The Sapir-Whorf Hypothesis holds that language and culture shape behavior and thought. The idea has a long, rich and sometimes controversial history, though recent cognitive linguistic research, together with brain imaging, has lent it new credence. Lately, I have been reflecting on the nature of linguistic relativity in scientific research, particularly for HPC and cloud computing. In particular, how has our focus on floating point operations per second (FLOPS) shaped discourse, science politics and outcomes?
Look, It's Terascale!
If I were to remark, "That is a terascale system," you would likely interpret my comment as an assessment of the system's computing performance, more specifically its floating point capabilities. For the cognoscenti, the sentence likely engenders visions of multicore systems with out of order instruction issue and deep pipelining, small clusters with fast interconnects and (perhaps) some accelerators such as GPUs.
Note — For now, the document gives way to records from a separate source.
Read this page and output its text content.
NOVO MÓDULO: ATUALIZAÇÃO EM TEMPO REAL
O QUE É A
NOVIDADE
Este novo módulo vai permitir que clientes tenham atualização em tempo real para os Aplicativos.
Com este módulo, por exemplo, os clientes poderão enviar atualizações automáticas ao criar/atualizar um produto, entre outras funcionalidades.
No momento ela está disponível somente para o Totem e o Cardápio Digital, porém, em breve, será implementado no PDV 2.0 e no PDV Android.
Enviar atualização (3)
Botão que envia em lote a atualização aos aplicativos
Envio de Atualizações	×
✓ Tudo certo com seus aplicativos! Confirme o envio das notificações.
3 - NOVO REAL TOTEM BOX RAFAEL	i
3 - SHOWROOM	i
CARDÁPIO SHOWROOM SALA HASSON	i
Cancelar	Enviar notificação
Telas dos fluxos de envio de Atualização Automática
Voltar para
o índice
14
You might even reflect on the historical evolution of high-performance computing, when a terascale system was ranked first on the Top500 list about a decade ago.
Given my remark, you would be unlikely to eye your desktop computer with its terascale (terabyte) commodity disk drive. Yet, based on its storage capacity, that desktop is just as surely a terascale platform as is the compute cluster. Ah, you say, I have mixed capacity (bytes) with capability (operations). Terabyte per second storage systems are rare, you say. Absolutely true, yet as this bit of third rate linguistic legerdemain illustrates, language and, perhaps more importantly, connotation really does trump denotation in our discourse.
Whether Petascale and Exascale?
Today, the world's fastest computing platforms have broken the one petaflop mark on the high-performance Linpack (HPL) benchmark, and planning groups across the United States, Europe and Asia are debating political and technical approaches for the construction of exascale computing systems. I cannot help but wonder, though, why we in technical computing talk so little about petascale and exascale data platforms? Why is there no international initiative to build a low latency, high bandwidth (many terabytes/second to even a petabyte/second) data analysis engine with multiple exabytes of storage capacity?
I suspect the reason lies in our background and linguistic heritage. Most of us in high-performance computing came from mathematical backgrounds, where success was defined by a proof and an equation and their embodiment in a computational model, rather than by insight gleaned from large-scale data analysis. I believe it is time we found a lingua franca that bridges FLOPS and bytes and reclaim the full connotation of exascale.
I Want My Exabytes
It is worth remembering that the explosive growth of observational data is itself largely a product of inexpensive CMOS sensors, based on the same semiconductor technologies that begot microprocessors. The examples of high resolution instruments are legion, from the Large Hadron Collider (LHC) and its international hierarchy of data archives to the proposed Square Kilometer Array (SKA) radio telescope, which may produce as much as an exabyte of data every few days. This data tsunami is not limited to the physical sciences; the biological and social sciences are being inundated as well.
One of the major lessons from web search and cloud data centers is the power of truly massive scale, near real-time data analysis. When anyone with a cheap cell phone and a web browser can extract data and insights from a non-trivial fraction of the human knowledge base, behavior and culture are transformed. I would like to believe that we can bring the same data-driven analytics to scientific research as are routinely exploited to find a good lasagna recipe. We need a balanced exascale initiative, in every sense of the word, lest we be a technical confirmation of the Sapir-Whorf hypothesis.